Traceback (most recent call last):
  File "/home/public/projects/proxy/script.cgi", line 11, in <module>
    print(site)
  File "/usr/local/lib/python3.0/io.py", line 1491, in write
    b = encoder.encode(s)
  File "/usr/local/lib/python3.0/encodings/ascii.py", line 22, in encode
    return codecs.ascii_encode(input, self.errors)[0]
UnicodeEncodeError: 'ascii' codec can't encode character '\u2019' in position 33777: ordinal not in range(128)

Solution

  • When you print it at the command line, you print a Unicode string to the terminal. The terminal has an encoding, so Python will encode your Unicode string to that encoding. This will work fine.

    When you use it in CGI, you end up printing to stdout, which does not have an encoding. Python therefore tries to encode the string with ASCII. This fails, as ASCII doesn't contain all the characters you try to print, so you get the above error.

    The fix for this is to encode your string into some sort of encoding (why not UTF8?) and also say so in the header.
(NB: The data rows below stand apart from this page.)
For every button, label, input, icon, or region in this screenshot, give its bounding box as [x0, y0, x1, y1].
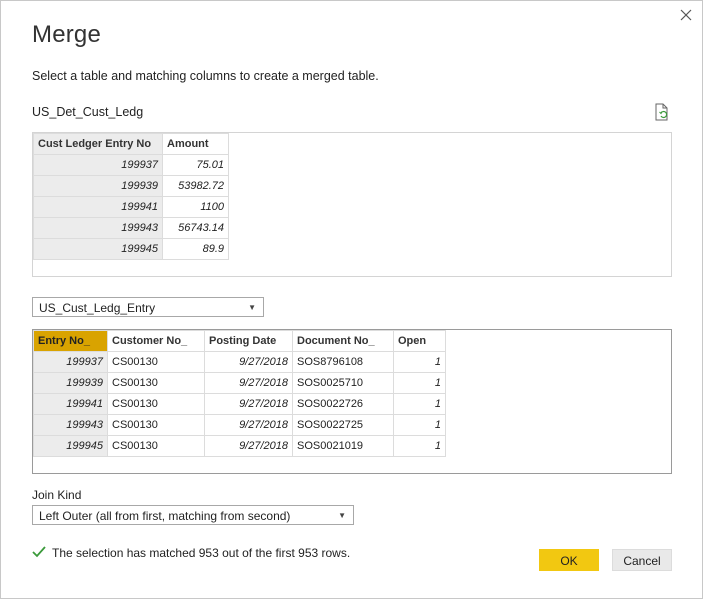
table-row: 199941 CS00130 9/27/2018 SOS0022726 1 [33, 393, 446, 415]
table-cell: 1 [393, 351, 446, 373]
table-cell: 1 [393, 414, 446, 436]
table-cell: 9/27/2018 [204, 372, 293, 394]
table-cell: 199939 [33, 372, 108, 394]
table-cell: SOS0025710 [292, 372, 394, 394]
table-cell: 9/27/2018 [204, 414, 293, 436]
table-cell: 9/27/2018 [204, 351, 293, 373]
table-row: 199943 56743.14 [33, 217, 229, 239]
column-header-customer-no[interactable]: Customer No_ [107, 330, 205, 352]
table-cell: CS00130 [107, 351, 205, 373]
refresh-file-icon[interactable] [653, 102, 671, 122]
table-cell: CS00130 [107, 393, 205, 415]
table-cell: 199943 [33, 217, 163, 239]
column-header-cust-ledger-entry-no[interactable]: Cust Ledger Entry No [33, 133, 163, 155]
table-cell: 53982.72 [162, 175, 229, 197]
match-status-text: The selection has matched 953 out of the… [52, 546, 351, 560]
table-cell: SOS8796108 [292, 351, 394, 373]
table-row: 199941 1100 [33, 196, 229, 218]
column-header-amount[interactable]: Amount [162, 133, 229, 155]
first-table-name: US_Det_Cust_Ledg [32, 105, 144, 119]
table-cell: 1 [393, 393, 446, 415]
table-cell: 9/27/2018 [204, 435, 293, 457]
second-table-preview: Entry No_ Customer No_ Posting Date Docu… [32, 329, 672, 474]
table-cell: 199945 [33, 435, 108, 457]
close-icon[interactable] [677, 6, 695, 24]
second-table-dropdown[interactable]: US_Cust_Ledg_Entry ▼ [32, 297, 264, 317]
table-row: 199945 CS00130 9/27/2018 SOS0021019 1 [33, 435, 446, 457]
column-header-posting-date[interactable]: Posting Date [204, 330, 293, 352]
table-cell: 1 [393, 435, 446, 457]
cancel-button[interactable]: Cancel [612, 549, 672, 571]
header-row: Entry No_ Customer No_ Posting Date Docu… [33, 330, 446, 352]
column-header-entry-no[interactable]: Entry No_ [33, 330, 108, 352]
ok-button[interactable]: OK [539, 549, 599, 571]
table-cell: SOS0021019 [292, 435, 394, 457]
table-cell: CS00130 [107, 414, 205, 436]
table-cell: SOS0022725 [292, 414, 394, 436]
table-cell: 199945 [33, 238, 163, 260]
table-cell: CS00130 [107, 372, 205, 394]
dialog-title: Merge [32, 21, 102, 48]
table-cell: 199941 [33, 196, 163, 218]
join-kind-selected: Left Outer (all from first, matching fro… [39, 509, 291, 523]
table-row: 199937 75.01 [33, 154, 229, 176]
checkmark-icon [32, 546, 48, 561]
table-cell: 199937 [33, 351, 108, 373]
table-row: 199945 89.9 [33, 238, 229, 260]
table-cell: 1100 [162, 196, 229, 218]
table-row: 199937 CS00130 9/27/2018 SOS8796108 1 [33, 351, 446, 373]
table-cell: 89.9 [162, 238, 229, 260]
column-header-document-no[interactable]: Document No_ [292, 330, 394, 352]
first-table-grid: Cust Ledger Entry No Amount 199937 75.01… [33, 133, 229, 260]
join-kind-label: Join Kind [32, 488, 82, 502]
chevron-down-icon: ▼ [248, 303, 256, 312]
table-row: 199939 CS00130 9/27/2018 SOS0025710 1 [33, 372, 446, 394]
second-table-selected: US_Cust_Ledg_Entry [39, 301, 156, 315]
first-table-preview: Cust Ledger Entry No Amount 199937 75.01… [32, 132, 672, 277]
merge-dialog: Merge Select a table and matching column… [0, 0, 703, 599]
table-cell: 199943 [33, 414, 108, 436]
match-status: The selection has matched 953 out of the… [32, 546, 350, 561]
table-cell: 75.01 [162, 154, 229, 176]
table-cell: 9/27/2018 [204, 393, 293, 415]
dialog-subtitle: Select a table and matching columns to c… [32, 69, 379, 83]
join-kind-dropdown[interactable]: Left Outer (all from first, matching fro… [32, 505, 354, 525]
table-cell: 56743.14 [162, 217, 229, 239]
table-cell: CS00130 [107, 435, 205, 457]
column-header-open[interactable]: Open [393, 330, 446, 352]
table-cell: 1 [393, 372, 446, 394]
table-cell: 199941 [33, 393, 108, 415]
second-table-grid: Entry No_ Customer No_ Posting Date Docu… [33, 330, 446, 457]
table-cell: 199939 [33, 175, 163, 197]
chevron-down-icon: ▼ [338, 511, 346, 520]
table-row: 199943 CS00130 9/27/2018 SOS0022725 1 [33, 414, 446, 436]
table-cell: SOS0022726 [292, 393, 394, 415]
table-row: 199939 53982.72 [33, 175, 229, 197]
header-row: Cust Ledger Entry No Amount [33, 133, 229, 155]
table-cell: 199937 [33, 154, 163, 176]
    So something like this:

    sys.stdout.buffer.write(b"Content-type: text/html;encoding=UTF-8\n\n") # Not 100% sure about the spelling.
    sys.stdout.buffer.write(site.encode('UTF8'))
    

    Under Python 2, this would work as well:

    print("Content-type: text/html;encoding=UTF-8\n\n") # Not 100% sure about the spelling.
    print(site.encode('UTF8'))
    

    But under Python 3 the encoded data in bytes, so it won't print well.

    Of course you'll notice that you now first decode from UTF8 and then re-encode it. You don't need to do that, strictly speaking. But if you want to modify the HTML in between, it may actually be a good idea to do so, and keep all modifications in Unicode.